Langkah taktis ini diharapkan mampu menjadi fondasi kuat dalam mewujudkan pemilu yang jujur, adil, dan bermartabat menyongsong Pemilu 2029.

Di tempat terpisah, anggota Bawaslu Sulsel Saiful Jihad menuturkan hal yang sama, bahwa pengawasan pemilu bukan hanya tugas eksklusif lembaga pengawas, melainkan tanggung jawab moral seluruh elemen masyarakat.

Pada program P2P ini, Bawaslu fokus membentuk kader pengawas tangguh sebagai langkah awal menghadapi tahapan Pemilu 2029, apalagi pesertanya didominasi Gen Z.

Kelompok ini dinilai memiliki posisi dan peran sangat strategis dalam menentukan arah demokrasi pada masa depan.

"Kesadaran politik harus dibangun sejak dini. Kita ingin memastikan bahwa masyarakat, khususnya generasi muda, tidak hanya menjadi penonton, tetapi aktif menjadi benteng pertahanan dalam mengidentifikasi dan mencegah setiap potensi pelanggaran di lapangan," paparnya di Kantor Bawaslu Kabupaten Pangkep.

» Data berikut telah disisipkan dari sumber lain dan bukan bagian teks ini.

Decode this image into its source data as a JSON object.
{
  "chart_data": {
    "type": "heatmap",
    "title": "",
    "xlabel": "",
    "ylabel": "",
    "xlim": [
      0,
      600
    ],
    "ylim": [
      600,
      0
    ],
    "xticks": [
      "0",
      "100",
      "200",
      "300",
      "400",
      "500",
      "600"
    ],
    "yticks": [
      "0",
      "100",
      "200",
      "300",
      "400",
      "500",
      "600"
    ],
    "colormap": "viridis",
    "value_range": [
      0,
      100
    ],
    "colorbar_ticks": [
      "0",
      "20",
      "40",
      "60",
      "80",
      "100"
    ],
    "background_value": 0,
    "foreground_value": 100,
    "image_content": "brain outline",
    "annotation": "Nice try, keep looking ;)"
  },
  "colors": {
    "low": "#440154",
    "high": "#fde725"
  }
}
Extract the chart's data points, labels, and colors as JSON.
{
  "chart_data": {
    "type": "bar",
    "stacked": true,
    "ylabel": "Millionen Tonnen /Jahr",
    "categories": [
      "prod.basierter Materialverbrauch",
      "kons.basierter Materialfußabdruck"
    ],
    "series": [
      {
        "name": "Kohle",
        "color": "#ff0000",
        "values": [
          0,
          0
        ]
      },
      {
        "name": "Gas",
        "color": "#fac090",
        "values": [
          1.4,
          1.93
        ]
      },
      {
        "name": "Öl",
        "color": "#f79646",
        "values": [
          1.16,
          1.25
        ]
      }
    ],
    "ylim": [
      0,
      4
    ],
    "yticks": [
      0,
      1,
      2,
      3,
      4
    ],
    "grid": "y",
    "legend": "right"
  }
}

Dalam materinya, ia membekali peserta dengan kemampuan taktis untuk mencegah dan mengidentifikasi potensi pelanggaran pemilu sejak dini, seperti edukasi mendalam berbagai bentuk pelanggaran merusak tatanan pemilu, seperti praktik politik uang, intimidasi, hingga bentuk tekanan terhadap pemilih.

Saiful menambahkan pengawasan yang baik dan ketat tujuan utamanya adalah menciptakan proses demokrasi yang jujur, adil, dan berintegritas.

Hasil pemilu yang bersih diyakini akan sejalan dengan lahirnya pemimpin yang berkualitas serta memperoleh legitimasi kuat dari masyarakat.